At last he said, “To you I can speak. You went to the bulls of Crete for the Athenians. Surely, you had the sign of sacrifice?”

I nodded, then remembered and said, “Yes.”

He put his hand to his grazed brow, and held up the wet fingers. “This blood comes down from Kadmos and Harmonia: the line of Zeus, the line of Aphrodite. I too know the virtue of the given death. When the plague struck Thebes, I waited only for the omen. I sent envoys to Delphi, sure in my heart the oracle would say, ‘The King must die.’ But Apollo’s word came back to seek the unclean thing. So I began to seek step after step into the darkness, on the path that led me to myself.”

He was still, as a well without bottom when you drop a stone. “Past is past,” I said. “Do not grieve in vain.”

He laid his hand on mine and leaned forward, as if he would tell a secret. “When I had wealth and fortune, I would have died consenting. Yet after, I lived on. I have been hunted with dogs from villages. I have smelled on the dews of night the dog-fox running to his earth, and lain down with a stone for pillow, where Night’s Daughters hounded me from dream to dream. Yet I, who would have died for the Thebans, would not do it for myself.
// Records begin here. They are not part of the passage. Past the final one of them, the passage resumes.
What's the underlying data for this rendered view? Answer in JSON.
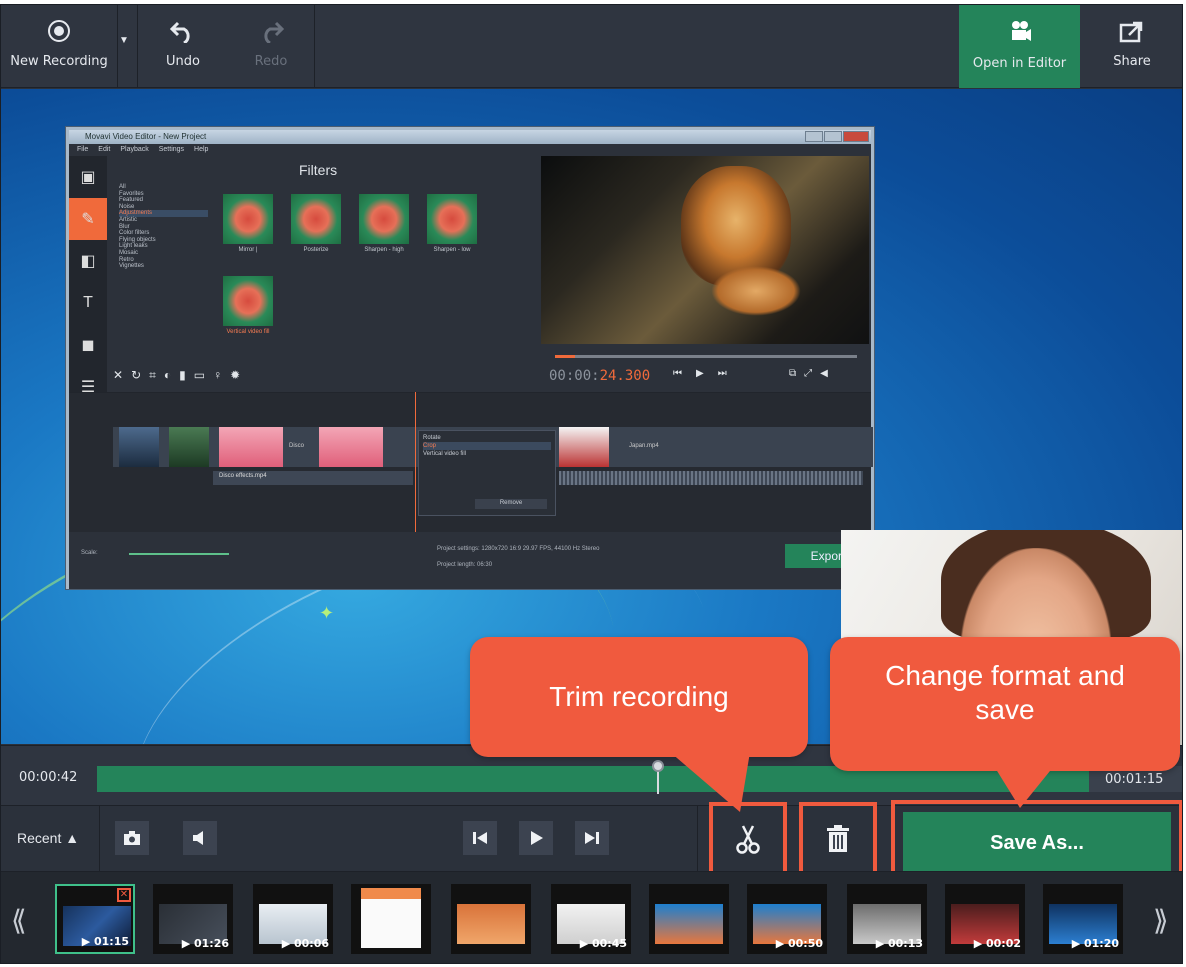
{
  "toolbar": {
    "new_recording": "New Recording",
    "undo": "Undo",
    "redo": "Redo",
    "open_in_editor": "Open in Editor",
    "share": "Share"
  },
  "editor": {
    "title": "Movavi Video Editor - New Project",
    "menu": [
      "File",
      "Edit",
      "Playback",
      "Settings",
      "Help"
    ],
    "filters_title": "Filters",
    "categories": [
      "All",
      "Favorites",
      "Featured",
      "Noise",
      "Adjustments",
      "Artistic",
      "Blur",
      "Color filters",
      "Flying objects",
      "Light leaks",
      "Mosaic",
      "Retro",
      "Vignettes"
    ],
    "selected_category": "Adjustments",
    "filter_thumbs": [
      "Mirror |",
      "Posterize",
      "Sharpen - high",
      "Sharpen - low",
      "Vertical video fill"
    ],
    "timecode_grey": "00:00:",
    "timecode_accent": "24.300",
    "context_menu": [
      "Rotate",
      "Crop",
      "Vertical video fill"
    ],
    "context_selected": "Crop",
    "remove_label": "Remove",
    "clip_label": "Japan.mp4",
    "clip_text": "Disco",
    "audio_clip_label": "Disco effects.mp4",
    "scale_label": "Scale:",
    "project_settings": "Project settings:  1280x720 16:9 29.97 FPS, 44100 Hz Stereo",
    "project_length": "Project length:   06:30",
    "export_label": "Export"
  },
  "timebar": {
    "current": "00:00:42",
    "total": "00:01:15",
    "progress": 0.65
  },
  "controls": {
    "recent_label": "Recent ▲",
    "save_as": "Save As..."
  },
  "filmstrip": {
    "durations": [
      "01:15",
      "01:26",
      "00:06",
      "",
      "",
      "00:45",
      "",
      "00:50",
      "00:13",
      "00:02",
      "01:20"
    ]
  },
  "callouts": {
    "trim": "Trim recording",
    "change_format": "Change format and save"
  },
  "colors": {
    "accent_green": "#24845a",
    "callout": "#f05a3e",
    "toolbar": "#2f3540"
  }
}
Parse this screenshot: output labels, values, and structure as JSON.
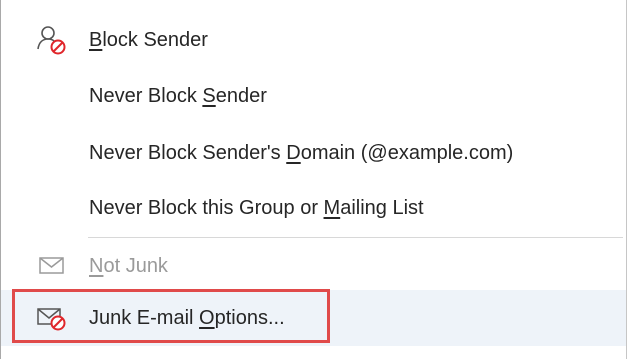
{
  "menu": {
    "items": [
      {
        "id": "block-sender",
        "pre": "",
        "accel": "B",
        "post": "lock Sender",
        "icon": "block-person-icon",
        "enabled": true
      },
      {
        "id": "never-block-sender",
        "pre": "Never Block ",
        "accel": "S",
        "post": "ender",
        "icon": "",
        "enabled": true
      },
      {
        "id": "never-block-domain",
        "pre": "Never Block Sender's ",
        "accel": "D",
        "post": "omain (@example.com)",
        "icon": "",
        "enabled": true
      },
      {
        "id": "never-block-group",
        "pre": "Never Block this Group or ",
        "accel": "M",
        "post": "ailing List",
        "icon": "",
        "enabled": true
      },
      {
        "id": "not-junk",
        "pre": "",
        "accel": "N",
        "post": "ot Junk",
        "icon": "envelope-icon",
        "enabled": false
      },
      {
        "id": "junk-email-options",
        "pre": "Junk E-mail ",
        "accel": "O",
        "post": "ptions...",
        "icon": "envelope-block-icon",
        "enabled": true,
        "highlighted": true
      }
    ]
  },
  "colors": {
    "highlight_bg": "#eef3f9",
    "focus_border": "#e04a4a",
    "block_red": "#e0262b",
    "disabled_text": "#9a9a9a"
  }
}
Why, Theseus, why?”

I did not say that beggars often love life more than kings. “All things pass; and patience brings a better day.”
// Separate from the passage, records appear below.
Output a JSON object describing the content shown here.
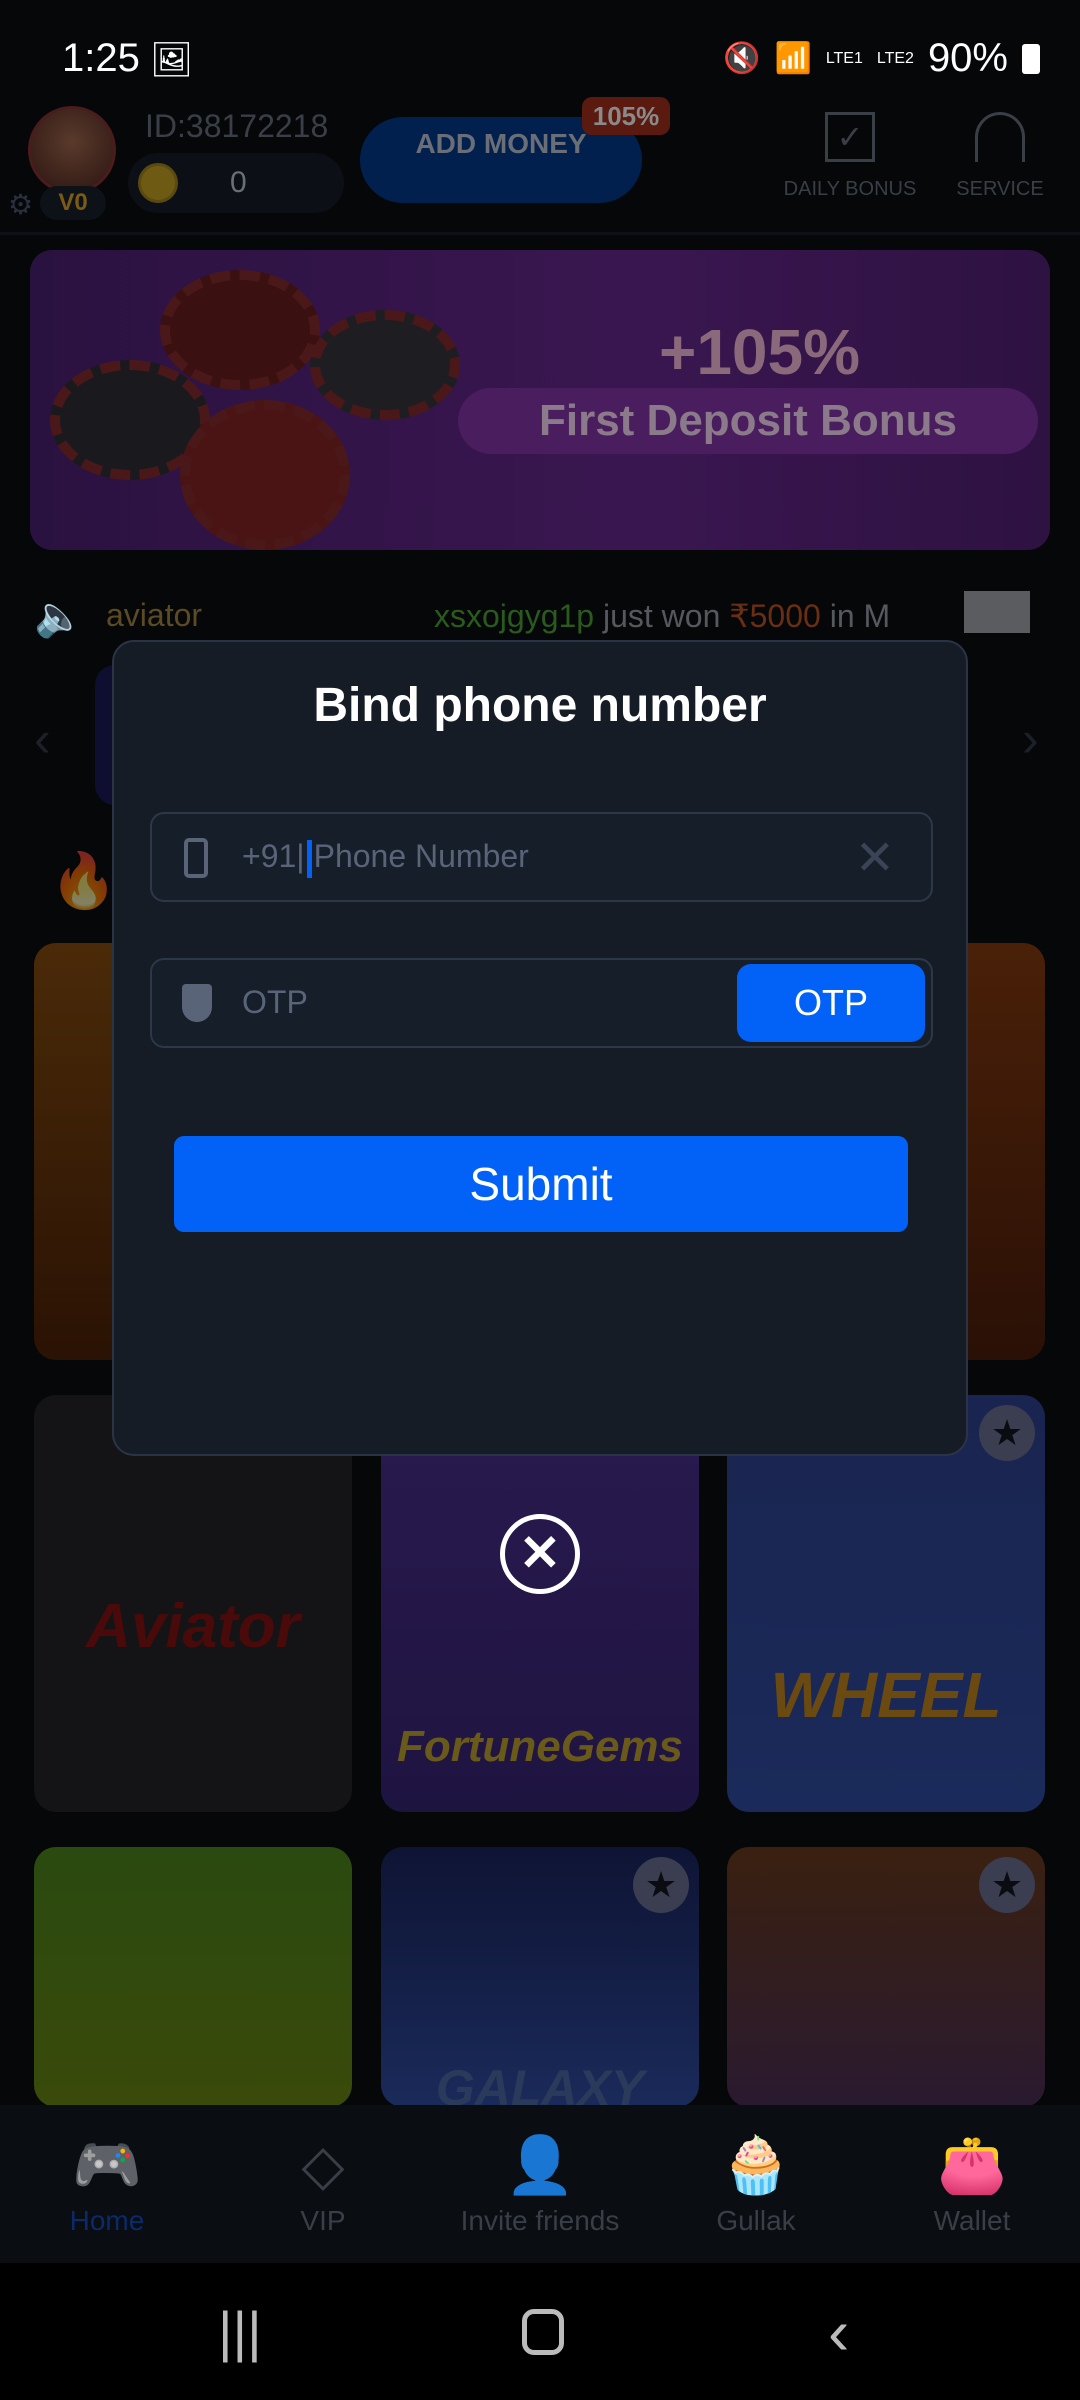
{
  "status_bar": {
    "time": "1:25",
    "battery": "90%",
    "sim1": "LTE1",
    "sim2": "LTE2"
  },
  "header": {
    "user_id": "ID:38172218",
    "vip_level": "V0",
    "balance": "0",
    "add_money": "ADD MONEY",
    "bonus_badge": "105%",
    "daily_bonus": "DAILY BONUS",
    "service": "SERVICE"
  },
  "banner": {
    "headline": "+105%",
    "subtitle": "First Deposit Bonus"
  },
  "ticker": {
    "game": "aviator",
    "user": "xsxojgyg1p",
    "message": "just won",
    "amount": "₹5000",
    "suffix": "in M"
  },
  "games": [
    {
      "name": "Aviator"
    },
    {
      "name": "FortuneGems"
    },
    {
      "name": "WHEEL"
    },
    {
      "name": "GALAXY"
    }
  ],
  "modal": {
    "title": "Bind phone number",
    "country_code": "+91|",
    "phone_placeholder": "Phone Number",
    "otp_placeholder": "OTP",
    "otp_button": "OTP",
    "submit": "Submit"
  },
  "bottom_nav": [
    {
      "label": "Home",
      "active": true
    },
    {
      "label": "VIP"
    },
    {
      "label": "Invite friends"
    },
    {
      "label": "Gullak"
    },
    {
      "label": "Wallet"
    }
  ],
  "colors": {
    "accent": "#0262f8",
    "modal_bg": "#151c26"
  }
}
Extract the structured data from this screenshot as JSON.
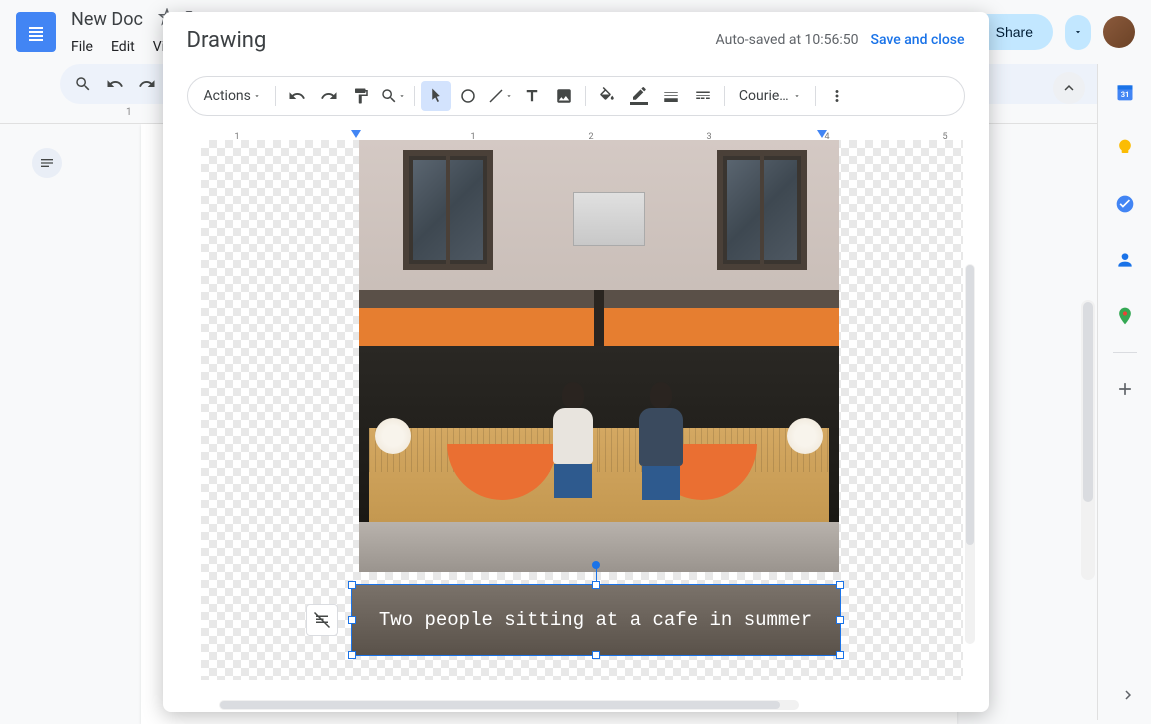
{
  "docs": {
    "title": "New Doc",
    "menus": [
      "File",
      "Edit",
      "View"
    ],
    "share_label": "Share"
  },
  "modal": {
    "title": "Drawing",
    "autosave": "Auto-saved at 10:56:50",
    "save_close": "Save and close"
  },
  "drawing_toolbar": {
    "actions": "Actions",
    "font": "Courie…"
  },
  "ruler": {
    "ticks": [
      "1",
      "1",
      "2",
      "3",
      "4",
      "5"
    ],
    "page_number": "1"
  },
  "textbox": {
    "content": "Two people sitting at a cafe in summer"
  },
  "colors": {
    "accent": "#1a73e8",
    "awning": "#e67e30",
    "share_bg": "#c2e7ff"
  }
}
“I know, why now. I waited for the Gentle Ones. When the score is paid, they take no more. The rest they hold in trust for you. All this last year, the sorrow has been like water caught in a deep cistern; not the beating rain that leaves you dry. I thought I should die at last like a winter sparrow, that falls in darkness from the bough and is nothing, save to the ants that pick it clean. But the store has grown. The kingly power is here again. I have a death to give.”

The girl, meanwhile, had been straightening her dress and hair; now, coming nearer, she sat upon the ground. I knew she wanted to overhear him; but he had dropped his voice, so I did not beckon her.
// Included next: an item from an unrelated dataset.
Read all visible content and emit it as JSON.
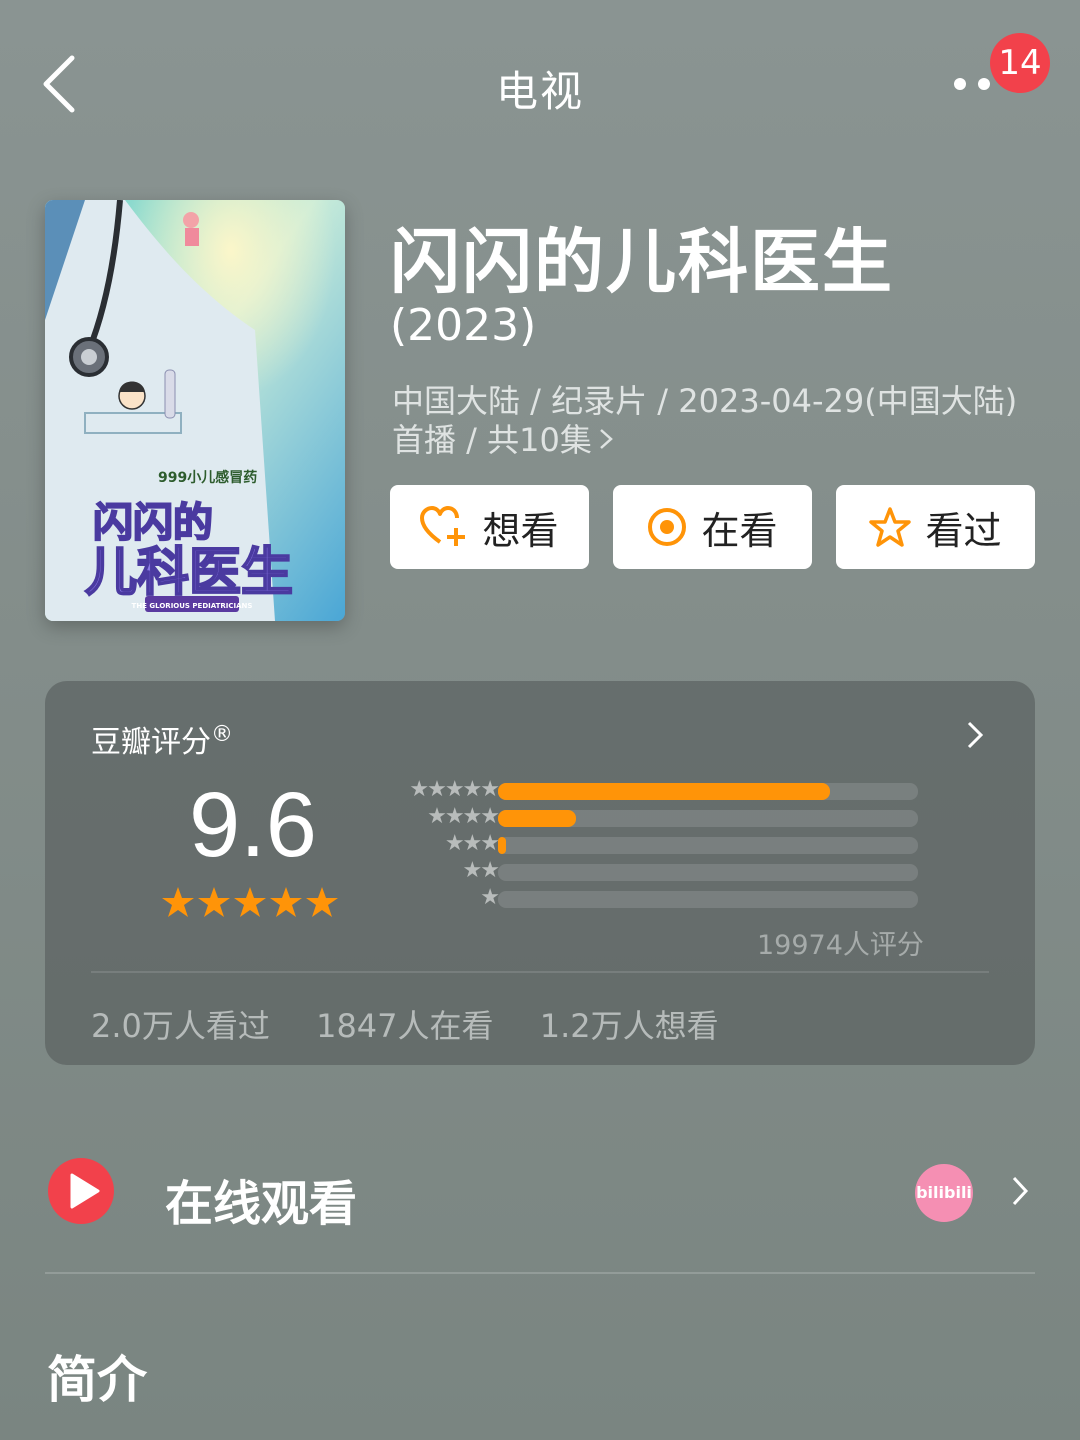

“Did you know, Theseus, that in dreams the blind can see? Oh, yes, yes; never forget it; it is a thing the young don’t know. Remember, when you take up the brooch-pin, that at night your eyes will see again, and neither fire nor bronze will serve you then. There is a place the Solemn Ones would bring me to, where I saw what I must see. I came again to it; but all was stillness. They swept the floor with brooms of alder; then they sat down, like gray cobwebbed stones. First there was mist; then a clear darkness, with a little prick of windless flame. It burned up bright and tall; and in it stood the Lord Apollo, naked as a core of light, looking down at me with his great blue eyes like the sky that looks upon the sea. I thought, being unclean, I should avoid his presence; but pure in his fire he showed no anger, and I felt no fear. He raised his hand; the Solemn Ones slept fast, as ancient rocks do though the sun streams into their cave. And then he spoke, saying, ‘Oedipus, know yourself, and tell me what you are.’

“I stood in thought. It came to me that I had stood just so, puzzling a hard question, in the Place of Ordeal sacred to the Sphinx. And then remembering, I knew the answer was the same. I said, “My lord—only a man.”

“The Slayer of Darkness smiled at me. His light went through me, as if I had turned to crystal. ‘Come then,’ he said. ‘Since you have come at last to manhood, do what is fit, and make the offering.’